The Railway from Buxton to Bakewell, Matlock & Ambergate – the title of a book by JM Bentley which I picked up from the library sale trolley for the bargain price of 40p.

It is a book of photographs, the majority of them of interest mainly to railway experts & enthusiasts, but still plenty for me to wallow in nostalgically.

Buxton Midland Station in 1902 – busy with Edwardian ladies & gentlemen, children, a well-stocked book stall, milk churns, advertising signs & cloakrooms. The world in which my great grandfather was a wheelwright, but also the kind of stultifying society which the young Vera Brittain was later to be so eager to escape.

1928 Ramsay MacDonald being welcomed to the same station by local dignitaries & eager crowds, shortly before he became prime minister again.

1962 A steam engine pulling a single carriage out of the station on its way to Millers Dale – an emergency stand-in for a broken down diesel unit at a time when such failures were not unusual. In older days this would have been a push & pull locomotive, but by then few such were available, so the engine had to run around the single coach at each end of the journey. The last train of any kind ran on this line in 1968.

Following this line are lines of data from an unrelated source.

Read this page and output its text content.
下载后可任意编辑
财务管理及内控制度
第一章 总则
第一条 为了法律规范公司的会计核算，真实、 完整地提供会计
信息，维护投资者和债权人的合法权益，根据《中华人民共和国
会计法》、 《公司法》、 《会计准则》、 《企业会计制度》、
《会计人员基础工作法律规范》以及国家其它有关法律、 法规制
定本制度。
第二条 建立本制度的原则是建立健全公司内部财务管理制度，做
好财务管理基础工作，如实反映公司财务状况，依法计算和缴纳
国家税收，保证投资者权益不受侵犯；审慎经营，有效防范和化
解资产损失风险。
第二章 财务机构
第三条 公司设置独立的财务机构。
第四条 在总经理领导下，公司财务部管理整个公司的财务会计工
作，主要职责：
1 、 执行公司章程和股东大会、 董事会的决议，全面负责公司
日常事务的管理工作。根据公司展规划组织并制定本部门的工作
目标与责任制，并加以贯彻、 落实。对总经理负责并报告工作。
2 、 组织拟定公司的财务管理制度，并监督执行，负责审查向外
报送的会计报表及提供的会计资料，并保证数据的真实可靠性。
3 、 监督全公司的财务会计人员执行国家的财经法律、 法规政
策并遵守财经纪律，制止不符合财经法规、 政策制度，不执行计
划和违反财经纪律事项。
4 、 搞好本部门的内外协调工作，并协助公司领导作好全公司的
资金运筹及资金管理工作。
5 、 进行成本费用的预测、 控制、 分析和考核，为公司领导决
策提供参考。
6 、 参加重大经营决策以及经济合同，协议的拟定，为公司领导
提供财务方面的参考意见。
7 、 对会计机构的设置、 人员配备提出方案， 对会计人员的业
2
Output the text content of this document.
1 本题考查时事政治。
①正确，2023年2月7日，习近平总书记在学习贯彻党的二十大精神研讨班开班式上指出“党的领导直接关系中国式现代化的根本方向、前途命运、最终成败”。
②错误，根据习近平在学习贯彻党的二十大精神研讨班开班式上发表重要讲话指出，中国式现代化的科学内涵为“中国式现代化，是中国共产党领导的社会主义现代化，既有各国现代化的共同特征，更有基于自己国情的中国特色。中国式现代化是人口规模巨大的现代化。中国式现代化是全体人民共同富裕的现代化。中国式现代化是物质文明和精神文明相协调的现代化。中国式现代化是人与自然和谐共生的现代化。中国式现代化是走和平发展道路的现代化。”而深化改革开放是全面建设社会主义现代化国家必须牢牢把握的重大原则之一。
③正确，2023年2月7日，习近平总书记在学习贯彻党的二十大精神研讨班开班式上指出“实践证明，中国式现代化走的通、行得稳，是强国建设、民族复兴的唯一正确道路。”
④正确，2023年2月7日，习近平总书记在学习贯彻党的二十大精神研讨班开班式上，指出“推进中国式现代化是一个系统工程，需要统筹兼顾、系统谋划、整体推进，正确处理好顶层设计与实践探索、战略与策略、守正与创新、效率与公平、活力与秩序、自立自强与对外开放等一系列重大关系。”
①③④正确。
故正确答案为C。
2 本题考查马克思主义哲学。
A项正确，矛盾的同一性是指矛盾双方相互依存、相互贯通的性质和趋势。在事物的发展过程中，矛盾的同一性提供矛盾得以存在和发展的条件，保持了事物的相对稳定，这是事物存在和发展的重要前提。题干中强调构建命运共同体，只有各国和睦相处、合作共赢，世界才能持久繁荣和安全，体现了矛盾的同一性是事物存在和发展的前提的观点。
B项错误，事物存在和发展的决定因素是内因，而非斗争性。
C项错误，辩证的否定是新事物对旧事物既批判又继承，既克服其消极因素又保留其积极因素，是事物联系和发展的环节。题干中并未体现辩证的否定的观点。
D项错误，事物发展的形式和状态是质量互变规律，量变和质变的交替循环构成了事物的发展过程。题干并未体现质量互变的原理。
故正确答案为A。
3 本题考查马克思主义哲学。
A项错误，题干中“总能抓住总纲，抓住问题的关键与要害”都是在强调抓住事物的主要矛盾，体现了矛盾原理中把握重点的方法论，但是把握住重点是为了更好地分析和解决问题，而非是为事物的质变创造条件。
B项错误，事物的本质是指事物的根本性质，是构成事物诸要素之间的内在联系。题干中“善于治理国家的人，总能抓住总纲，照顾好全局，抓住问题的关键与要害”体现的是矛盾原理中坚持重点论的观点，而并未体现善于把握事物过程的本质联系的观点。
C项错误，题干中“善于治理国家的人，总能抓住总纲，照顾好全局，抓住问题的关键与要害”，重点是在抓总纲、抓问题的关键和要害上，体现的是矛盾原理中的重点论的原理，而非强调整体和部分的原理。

Matlock station 1952, showing the very large - & busy – goods yard used by the limestone industry.

Matlock station July 1961, around about 3.30 in the afternoon, minutes before the arrival of two express passenger trains – one (with restaurant car service) on its way to London St Pancras from Manchester & the other making the return journey. A service which came to an end in 1968, leaving this part of the country without any intercity connections at all.

I also learned from this book that the old story that Buxton had no through-train services because of a sense of self-importance – people come to Buxton, they do not merely pass through – is not true.

Animosity between the C19th railway pioneers - especially the Midland & the London & North Western companies – plus the difficulty of finding routes through such hilly terrain – led ultimately to a real lack of strategic planning & duplicated capital expenditure which could have been avoided with better relations & a modicum of cooperation. Sir Edward Watkin was involved in these shenanigans.

And they had C19th environmentalists to cope with too. The proposed Monsal Dale viaduct caused tremendous controversy. It is now a listed structure of historic importance , owned by the National Park, used as a trail by walkers.

As a correspondent to The Times recently pointed out, taken collectively, no overall profit has ever been made year by year by the railways in this country, whether operating under Victorian capitalist competition, nationalisation, Beeching reorganisation or privatisation.

And yet where would our economy be without them?